Some galleries reportedly became uneasy when Platform, which had marketed itself as a cutting-edge contemporary fair, took on more modern galleries and began billing itself as both a "modern and contemporary" fair. Others were preoccupied with other fairs — Frieze is only 10 days away — and, in the case of David Kordansky, opening a second neighborhood space. (Honor Fraser still has a presence at the fair's L.A. Mart location through a room-size Gustavo Godoy piece it installed several weeks ago, though the gallery is no longer officially participating in Platform.)
Platform director Adam Gross confirmed that the galleries did pull out of the fair, but said he expects any lingering skepticism from galleries to fade pending a successful debut. "We want to embrace local galleries as much as we can, but the proof is in the pudding, as they say," he told ARTINFO. "I can't speak for the reasons they pulled out but I can say galleries around the world are waking up to what's happening in Los Angeles." (In an interview with ARTINFO yesterday, Cornell DeWitt, director of the weekend's other new fair, Pulse Los Angeles, described the L.A. gallerists as "skeptical" and "jaded" about the prospects of new fairs.)

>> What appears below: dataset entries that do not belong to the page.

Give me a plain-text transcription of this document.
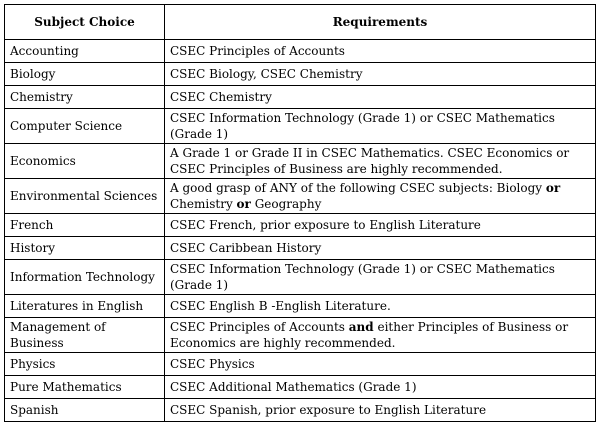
Subject Choice	Requirements
Accounting	CSEC Principles of Accounts
Biology	CSEC Biology, CSEC Chemistry
Chemistry	CSEC Chemistry
Computer Science	CSEC Information Technology (Grade 1) or CSEC Mathematics (Grade 1)
Economics	A Grade 1 or Grade II in CSEC Mathematics. CSEC Economics or CSEC Principles of Business are highly recommended.
Environmental Sciences	A good grasp of ANY of the following CSEC subjects: Biology or Chemistry or Geography
French	CSEC French, prior exposure to English Literature
History	CSEC Caribbean History
Information Technology	CSEC Information Technology (Grade 1) or CSEC Mathematics (Grade 1)
Literatures in English	CSEC English B -English Literature.
Management of Business	CSEC Principles of Accounts and either Principles of Business or Economics are highly recommended.
Physics	CSEC Physics
Pure Mathematics	CSEC Additional Mathematics (Grade 1)
Spanish	CSEC Spanish, prior exposure to English Literature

Art Platform was envisioned as a combination of contemporary and historical galleries from the beginning, according to MMPI VP of Art Fairs Paul Morris — the uniting factor was that all galleries were encouraged to bring work connected in some way to California. "The Getty has this scholarly initiative that has taken them a decade. We were thinking, to create a greater synergy between the fair and the museums, it would be great if we asked the galleries to really think about California material," he explained. "I, for one, am going to walk through Paul Schimmel's show" — MOCA's "Under the Big Black Sun: California Art 1974-1981" — "and wonder, 'Where can I buy this work?'"
A sneak peek of Platform reveals that many of PST's stars are indeed well represented. A Joe Goode canvas similar to one on view at MOCA is for sale at Manny Silverman Gallery, Michael Rosenfeld Gallery has mounted a strong solo presentation of Betye Saar, and a 1960s Larry Bell light box is a high point at Brown + Nye. Los Angeles's The Box is presenting work by John Altoon, while a luscious, lacquered Judy Chicago painting reminiscent of one in the Getty's anchor exhibition "Crosscurrents in L.A. Painting and Sculpture" is on view at David Richard Contemporary.
Morris, for one, is confident that Pacific Standard Time will have an enduring effect on the market for these artists, as well as their contemporary counterparts. "The more people know and recognize and understand the value of these artists, the more the value will go up," he said. Perhaps Art Platform will be the first chance to see if that predication comes to pass.